And yes, I feel that way about my own professional move--though I made a less radical move between types of institutions than you did, so there aren't as many new opportunities. Still, there's enough to keep me invigorated for at least a few years. As I think I've written before, I'm prepared to be here forever, but ideally I'd like to at least be able to move again at some point, say in ten years, which I think is how a lot of my classmates are feeling.
At Cosimo's own college reunion, last year, someone commented that each of us is only about 5% unique, and the rest is cohort. I found that strangely comforting.

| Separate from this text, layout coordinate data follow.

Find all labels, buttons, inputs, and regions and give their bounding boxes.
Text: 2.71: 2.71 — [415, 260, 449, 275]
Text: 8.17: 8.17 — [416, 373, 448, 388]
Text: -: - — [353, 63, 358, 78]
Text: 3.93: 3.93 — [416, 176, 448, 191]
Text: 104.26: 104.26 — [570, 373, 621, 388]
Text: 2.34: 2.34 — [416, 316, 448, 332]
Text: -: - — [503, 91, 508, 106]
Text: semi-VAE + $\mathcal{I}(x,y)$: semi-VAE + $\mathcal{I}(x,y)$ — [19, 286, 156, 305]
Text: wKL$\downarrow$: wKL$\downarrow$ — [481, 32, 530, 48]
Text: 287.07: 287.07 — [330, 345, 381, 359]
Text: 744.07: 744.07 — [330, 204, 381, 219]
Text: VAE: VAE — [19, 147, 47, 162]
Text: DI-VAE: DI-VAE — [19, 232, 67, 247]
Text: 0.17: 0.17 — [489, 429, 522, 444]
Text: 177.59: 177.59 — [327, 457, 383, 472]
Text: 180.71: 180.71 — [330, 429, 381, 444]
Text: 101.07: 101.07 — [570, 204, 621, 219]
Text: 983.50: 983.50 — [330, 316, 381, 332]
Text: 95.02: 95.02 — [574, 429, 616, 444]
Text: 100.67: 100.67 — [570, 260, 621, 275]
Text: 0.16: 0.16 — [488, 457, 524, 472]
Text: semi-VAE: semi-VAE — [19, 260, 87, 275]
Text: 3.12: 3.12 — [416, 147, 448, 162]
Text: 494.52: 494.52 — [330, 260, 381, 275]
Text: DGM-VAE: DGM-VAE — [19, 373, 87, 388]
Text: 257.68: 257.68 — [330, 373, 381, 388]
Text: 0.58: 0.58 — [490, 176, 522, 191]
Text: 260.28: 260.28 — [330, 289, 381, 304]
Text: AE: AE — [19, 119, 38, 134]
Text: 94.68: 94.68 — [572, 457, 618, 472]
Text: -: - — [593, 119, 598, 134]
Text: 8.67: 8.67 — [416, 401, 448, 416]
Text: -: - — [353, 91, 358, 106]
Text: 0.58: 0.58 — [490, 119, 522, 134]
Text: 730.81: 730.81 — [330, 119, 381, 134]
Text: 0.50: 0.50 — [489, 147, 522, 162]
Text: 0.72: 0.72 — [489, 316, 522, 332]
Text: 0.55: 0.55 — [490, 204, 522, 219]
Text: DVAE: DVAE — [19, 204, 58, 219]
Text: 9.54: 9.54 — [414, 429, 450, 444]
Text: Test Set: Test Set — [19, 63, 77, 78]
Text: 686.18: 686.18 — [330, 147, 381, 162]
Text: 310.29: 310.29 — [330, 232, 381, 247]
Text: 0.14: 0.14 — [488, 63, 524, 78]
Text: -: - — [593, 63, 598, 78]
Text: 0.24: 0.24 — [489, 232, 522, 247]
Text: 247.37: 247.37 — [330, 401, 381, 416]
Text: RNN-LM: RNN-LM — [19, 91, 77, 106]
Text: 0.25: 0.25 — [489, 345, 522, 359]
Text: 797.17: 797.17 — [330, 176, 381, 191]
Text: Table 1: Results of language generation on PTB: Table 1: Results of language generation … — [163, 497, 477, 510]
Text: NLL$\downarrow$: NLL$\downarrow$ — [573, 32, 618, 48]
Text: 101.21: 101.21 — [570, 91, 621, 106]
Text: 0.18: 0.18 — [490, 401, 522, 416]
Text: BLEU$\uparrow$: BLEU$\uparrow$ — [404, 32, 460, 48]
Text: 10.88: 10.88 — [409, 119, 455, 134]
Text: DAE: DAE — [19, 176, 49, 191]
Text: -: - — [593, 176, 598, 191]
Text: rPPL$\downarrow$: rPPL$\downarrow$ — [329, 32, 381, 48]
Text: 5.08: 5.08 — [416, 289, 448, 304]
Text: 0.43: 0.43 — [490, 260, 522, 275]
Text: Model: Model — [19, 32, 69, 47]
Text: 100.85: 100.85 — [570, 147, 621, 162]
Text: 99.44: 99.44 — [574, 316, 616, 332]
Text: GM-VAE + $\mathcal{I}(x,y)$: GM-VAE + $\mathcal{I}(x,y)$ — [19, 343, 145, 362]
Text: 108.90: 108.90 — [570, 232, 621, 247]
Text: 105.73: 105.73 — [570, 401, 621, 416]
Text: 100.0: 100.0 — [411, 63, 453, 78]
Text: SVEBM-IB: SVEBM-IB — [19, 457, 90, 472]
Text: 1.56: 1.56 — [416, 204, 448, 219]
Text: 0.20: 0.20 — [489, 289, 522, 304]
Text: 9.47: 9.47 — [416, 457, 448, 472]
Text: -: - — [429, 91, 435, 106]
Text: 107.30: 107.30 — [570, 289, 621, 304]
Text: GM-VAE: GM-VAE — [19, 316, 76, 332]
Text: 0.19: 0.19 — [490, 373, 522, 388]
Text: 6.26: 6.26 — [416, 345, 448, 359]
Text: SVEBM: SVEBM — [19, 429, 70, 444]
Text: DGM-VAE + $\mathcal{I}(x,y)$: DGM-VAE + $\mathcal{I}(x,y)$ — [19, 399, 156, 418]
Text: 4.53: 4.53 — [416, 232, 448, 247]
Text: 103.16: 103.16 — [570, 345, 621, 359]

I'm so glad every time I see a post from you. Whatever form your writing takes, I hope you'll take your readers along for the ride!
This is why the tiny amount of research I'm able to do is nice -- it means I don't have to do the same thing forever. (I've diversified from Shakespeare a little, tiny bit; although I do want to finish my goddamn book.) My teaching is going to become boring eventually. There are only so many times you (well, I) can teach Dante without losing it. I kind of feel like that about Hamlet, too.
I think we're close to the same age, but I'm only now going up for tenure. Whatever happens with that, I'm pretty sure I'll feel "done" after that. One of my friends is younger than me, is full professor, and has won every award at her school. What else can she do? She's 39 and has accomplished everything. Sounds like burn out is coming...
I want to say Yes! Thank you! to all of this. (And like Heu Mihi, I'm really glad to know that the mental blip thing is normal.)